Assis dans le fauteuil présidentiel par la force des armes depuis presque une année, le colonel Doumbouya ne cesse d’accumuler les abus de pouvoir. Les manifestations de l’opposition ont repris et, comme sous Alpha Condé, sont sauvagement réprimées. Combien de temps cette situation peut-elle encore durer ?
Si un jury était désigné pour décerner la palme de la plus mauvaise gestion de l’Etat par les juntes en place en Afrique de l’Ouest, il serait dans l’embarras. Mais si les militaires au pouvoir au Burkina-Faso et au Mali peuvent se cacher derrière la lutte contre le terrorisme, ceux de Guinée n’ont aucune excuse. Lors de son intronisation en octobre 2021, le colonel Doumbouya avait placé la transition sous le signe « de l’espérance et du rassemblement » en ajoutant : « Le peuple de Guinée a franchi un épisode décisif de son histoire qui n’autorise plus la gestion solitaire de la chose publique dans le secret d’un cabinet par des dirigeants qui n’auraient pas de comptes à rendre au peuple. » Dix mois plus tard, que reste-t-il de ces déclarations ?
« Les bêtes sauvages qui terrorisent ce pays depuis 1958, ont encore fait des leurs : elles ont encore dévoré nos enfants. »
Parmi tous ses hauts faits de guerre, le 9 août dernier, la junte a dissous le Front National pour la Défense de la Constitution (FNDC), une coalition de partis politique et d’associations de la société civile, qui s’était créée contre le 3ème mandat d’Alpha Condé. Le 21 août, la Haute commissaire aux droits de l’Homme des Nations Unies, Michelle Bachelet a exhorté la junte à « revenir sur cette décision » concluant qu’une : « Une telle mesure constitue une atteinte grave au droit à la liberté d’association et de réunion pacifique. » Mais les partisans de cette coalition n’ont pas attendu l’ONU pour descendre dans les rues. Le 17 août, la manifestation a tourné au drame, deux jeunes de 17 et 19 ans ont succombé à leurs blessures par balles, tirées par la garde du colonel Doumbouya, selon l’opposition.

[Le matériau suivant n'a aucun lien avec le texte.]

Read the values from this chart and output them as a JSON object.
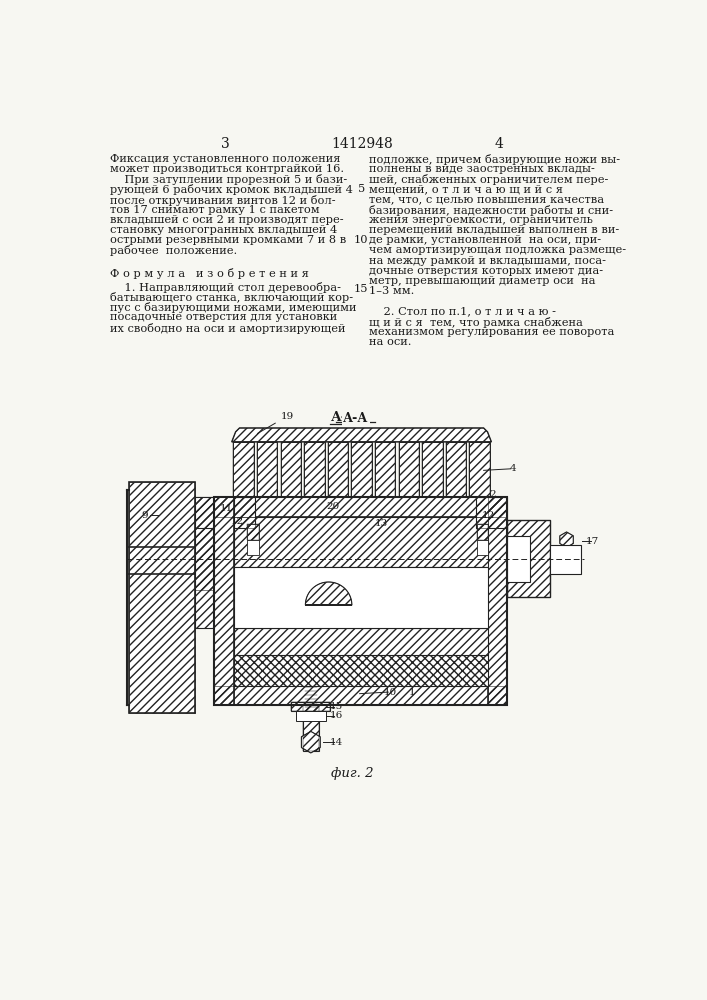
{
  "page_number_left": "3",
  "patent_number": "1412948",
  "page_number_right": "4",
  "background_color": "#f7f7f2",
  "text_color": "#1a1a1a",
  "line_color": "#222222",
  "col1_text": [
    "Фиксация установленного положения",
    "может производиться контргайкой 16.",
    "    При затуплении прорезной 5 и бази-",
    "рующей 6 рабочих кромок вкладышей 4",
    "после откручивания винтов 12 и бол-",
    "тов 17 снимают рамку 1 с пакетом",
    "вкладышей с оси 2 и производят пере-",
    "становку многогранных вкладышей 4",
    "острыми резервными кромками 7 и 8 в",
    "рабочее  положение."
  ],
  "formula_header": "Ф о р м у л а   и з о б р е т е н и я",
  "formula_text_left": [
    "    1. Направляющий стол деревообра-",
    "батывающего станка, включающий кор-",
    "пус с базирующими ножами, имеющими",
    "посадочные отверстия для установки",
    "их свободно на оси и амортизирующей"
  ],
  "col2_text_top": [
    "подложке, причем базирующие ножи вы-",
    "полнены в виде заостренных вклады-",
    "шей, снабженных ограничителем пере-",
    "мещений, о т л и ч а ю щ и й с я",
    "тем, что, с целью повышения качества",
    "базирования, надежности работы и сни-",
    "жения энергоемкости, ограничитель",
    "перемещений вкладышей выполнен в ви-",
    "де рамки, установленной  на оси, при-",
    "чем амортизирующая подложка размеще-",
    "на между рамкой и вкладышами, поса-",
    "дочные отверстия которых имеют диа-",
    "метр, превышающий диаметр оси  на",
    "1–3 мм."
  ],
  "col2_text_bot": [
    "    2. Стол по п.1, о т л и ч а ю -",
    "щ и й с я  тем, что рамка снабжена",
    "механизмом регулирования ее поворота",
    "на оси."
  ],
  "fig_label": "фиг. 2",
  "section_label": "А-А"
}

Cette énième tragédie à Conakry a fait sortir l’écrivain Tierno Monénembo de ses gongs. Le prix Renaudot 2008, s’exprime rarement sur la politique intérieure de son pays. Au cours des quinze dernières années, il n’a pris la parole publiquement qu’à trois reprises : lors du massacre de 150 civils dans le stade de Conakry en 2009 ; lors de l’annonce du 3ème mandat d’Alpha Condé en 2019 et aujourd’hui après la mort des deux adolescents. Dans le court entretien qu’il a accordé au journal guinéen Mosaïque, l’auteur n’y va pas par quatre chemins : « Les bêtes sauvages qui terrorisent ce pays depuis 1958, ont encore fait des leurs : elles ont encore dévoré nos enfants. Deux fils arrachés à leur famille ! Deux espoirs de moins pour ce peuple martyr qui sait qu’il n’a rien d’autre à attendre de son gouvernement que la diète noire et la mort ! ». Et Monémembo de conclure : « D’eux-mêmes, ces gens n’arrêteront pas de nous tuer. On ne demande pas à l’âne de cesser de braire. Ils n’arrêteront que le jour où nous les dissuaderons de le faire. »
Avec le décès en prison de l’ancien ministre et ancien président de la CENI Louceny Camara, mort des suites d’un AVC faute de soins appropriés, la junte alourdit encore un peu plus son bilan. Ces derniers événements ont fini de radicaliser les nombreux déçus de la transition guinéenne. La nomination d’un nouveau Premier ministre au profil de technocrate, Bernard Goumou, n’y changera rien. Le colonel Doumbouya a prouvé qu’il n’était pas en capacité de ramener le rassemblement dans ce pays.